In der Dezember/Januar-Ausgabe der Profil wurde das Glaswerk Ardagh in der Aufmachergeschichte auf den Seiten 52–53 irrtümlich in Neuenkirchen angesiedelt. Selbstverständlich produziert das Unternehmen in Obernkirchen.
Hamburg
Bewegung durch Warnstreiks
Mit dieser starken Gegenwehr hatte die Unternehmensführung des Hamburger Kunstharzherstellers Allnex, der bis Mitte des Jahres geschlossen werden soll, nicht gerechnet: Nach vier Warnstreiks bei teilweise eisigen Temperaturen hat der Arbeitgeber in den seit Monaten stockenden Sozialplanverhandlungen Mitte Januar ein stark verbessertes Angebot vorgelegt, das „endlich die Tür für konstruktive Gespräche öffnet“, zeigte sich Betriebsbetreuerin Ute Sierck erleichtert. „Der Arbeitgeber hat in schwierigen Verhandlungen sein Budget für Abfindungen und Rentenansprüche der Kolleginnen und Kollegen deutlich erhöht und dafür auch eine feste Zusage gegeben.“
Die genaue Ausgestaltung müsse jetzt verhandelt werden.
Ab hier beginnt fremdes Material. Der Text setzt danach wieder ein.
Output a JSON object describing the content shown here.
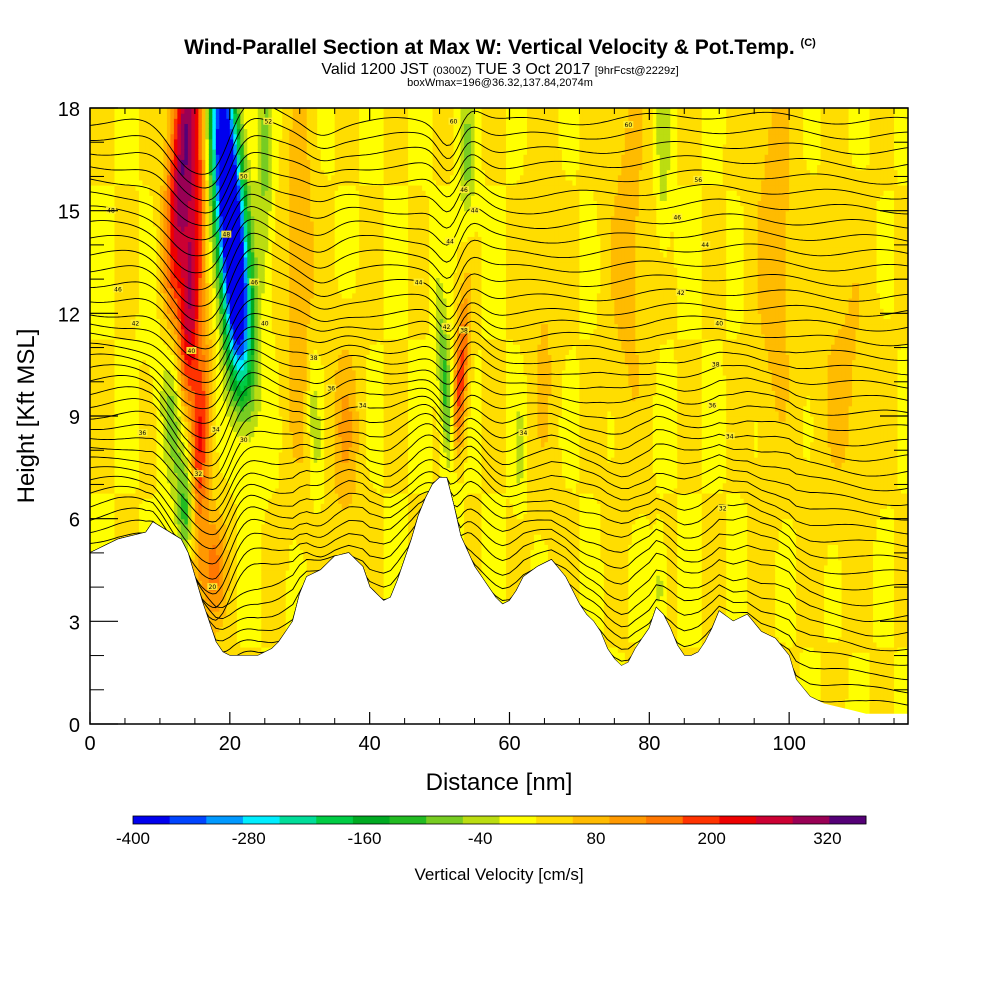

Dennoch werteten Tarif- und Verhandlungskommission die Erhöhung des Budgets als positives Signal und beschlossen eine Aussetzung weiterer Warnstreiks. „Dieses Ergebnis hätten wir ohne die Entschlossenheit und die Solidarität dieser sehr gut organisierten Belegschaft nicht erreicht“, betont Betriebsbetreuerin Ute Sierck.